築5年の地下室付き住宅の住まい手から、結露とカビに悩んでいるとの相談を受けた。窓を開けて換気に努めても、地下室がジメジメして仕方ないという。温度や湿度を測定し、結露発生の原因を調べることにした。(日経ホームビルダー)

地下室付き住宅の住まい手から相談カビ臭くて居られない窓枠が結露する

 今回、検証隊がやってきたのは、東京大田区の高級住宅地に建つK邸。「居室のある地下室の湿気に悩んでいる」と相談があった。

地下の状況を見てみることにした。ドライエリアに行くと、コンクリートの壁面には緑色のカビが広がっていた(写真:日経ホームビルダー)
地下の状況を見てみることにした。ドライエリアに行くと、コンクリートの壁面には緑色のカビが広がっていた(写真:日経ホームビルダー)

 K邸は地上2階、地下1階建て。地下には、書斎とそれに隣接する納戸、子供室、寝室がある。入居間もないころに、寝室の壁に使っているパイン材にカビを発見したが、施工会社からは「木材の持つ湿気が原因」と言われ、該当部分だけを補修した。地下室全体が湿っぽいような気もしていたが、様子をみることにした。 

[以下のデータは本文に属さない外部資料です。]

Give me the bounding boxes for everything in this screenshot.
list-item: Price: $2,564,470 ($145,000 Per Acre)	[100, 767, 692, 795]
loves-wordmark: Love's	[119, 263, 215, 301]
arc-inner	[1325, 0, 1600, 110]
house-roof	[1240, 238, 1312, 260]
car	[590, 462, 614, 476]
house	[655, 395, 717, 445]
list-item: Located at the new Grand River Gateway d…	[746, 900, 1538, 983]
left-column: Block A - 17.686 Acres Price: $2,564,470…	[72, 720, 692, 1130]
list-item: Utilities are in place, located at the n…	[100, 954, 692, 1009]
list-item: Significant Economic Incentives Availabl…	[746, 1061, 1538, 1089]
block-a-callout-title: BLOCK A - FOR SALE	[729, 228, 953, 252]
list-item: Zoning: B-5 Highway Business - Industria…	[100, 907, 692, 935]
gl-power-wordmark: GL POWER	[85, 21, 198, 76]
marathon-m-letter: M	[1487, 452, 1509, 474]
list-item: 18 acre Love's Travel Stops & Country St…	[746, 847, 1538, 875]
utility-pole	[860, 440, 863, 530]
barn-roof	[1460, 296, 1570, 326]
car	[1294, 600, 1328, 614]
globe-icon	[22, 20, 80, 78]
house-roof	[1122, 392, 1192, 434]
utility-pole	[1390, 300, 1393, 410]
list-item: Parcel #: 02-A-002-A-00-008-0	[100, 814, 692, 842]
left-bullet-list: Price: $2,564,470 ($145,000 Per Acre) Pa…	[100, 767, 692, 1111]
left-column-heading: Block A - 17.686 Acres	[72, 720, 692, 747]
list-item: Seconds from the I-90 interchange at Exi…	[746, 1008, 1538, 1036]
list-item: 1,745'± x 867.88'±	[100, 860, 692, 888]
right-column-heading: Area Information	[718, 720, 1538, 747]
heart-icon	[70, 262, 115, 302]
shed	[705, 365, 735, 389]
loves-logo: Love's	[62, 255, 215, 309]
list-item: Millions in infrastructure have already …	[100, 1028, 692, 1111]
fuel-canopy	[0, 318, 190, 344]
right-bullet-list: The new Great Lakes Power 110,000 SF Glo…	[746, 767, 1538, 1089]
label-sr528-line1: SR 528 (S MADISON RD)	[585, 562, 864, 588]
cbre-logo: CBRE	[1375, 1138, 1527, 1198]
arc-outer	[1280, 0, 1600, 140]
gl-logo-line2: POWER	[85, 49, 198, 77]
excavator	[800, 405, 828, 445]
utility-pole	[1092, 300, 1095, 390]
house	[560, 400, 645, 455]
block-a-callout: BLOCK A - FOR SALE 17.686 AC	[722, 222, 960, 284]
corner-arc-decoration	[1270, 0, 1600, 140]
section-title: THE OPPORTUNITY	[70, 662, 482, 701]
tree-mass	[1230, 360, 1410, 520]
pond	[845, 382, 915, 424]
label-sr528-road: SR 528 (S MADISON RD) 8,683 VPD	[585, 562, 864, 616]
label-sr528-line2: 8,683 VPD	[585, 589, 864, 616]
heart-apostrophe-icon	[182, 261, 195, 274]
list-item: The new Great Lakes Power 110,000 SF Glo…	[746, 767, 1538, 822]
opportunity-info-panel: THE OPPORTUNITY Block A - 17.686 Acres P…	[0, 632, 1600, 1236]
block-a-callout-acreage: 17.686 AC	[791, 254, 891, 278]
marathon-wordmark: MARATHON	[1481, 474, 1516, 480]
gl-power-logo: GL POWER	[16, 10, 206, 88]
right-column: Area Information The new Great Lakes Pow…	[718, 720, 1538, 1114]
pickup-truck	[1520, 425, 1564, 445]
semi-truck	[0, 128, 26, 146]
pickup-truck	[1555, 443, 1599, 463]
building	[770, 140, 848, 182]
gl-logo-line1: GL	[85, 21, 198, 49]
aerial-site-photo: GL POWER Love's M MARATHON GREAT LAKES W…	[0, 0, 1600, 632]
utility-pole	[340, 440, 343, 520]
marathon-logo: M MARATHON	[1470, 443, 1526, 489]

 しかし、入居から2年目の夏。「子供室のベッドに敷いてあったマットレスの裏が一面カビに覆われていた。納戸や洋服タンスの中の衣類もカビの被害に遭い、結局すべて処分した」とKさんは話す。

 カビ対策のため、Kさんは四季を通して頻繁に窓を開けているという。数年前には除湿器を購入。常時動かし続けていたが、効果的な改善を実感できないまま、昨年壊れてしまった。運転中は、1日に最低3回は溜まった水を捨てなければならない状態だった。

 今年で入居5年目。地下の湿気は改善される気配がなく、カビのにおいはますますひどくなっている。アレルギーのある夫と息子は、地下室に寄り付かなくなってしまった。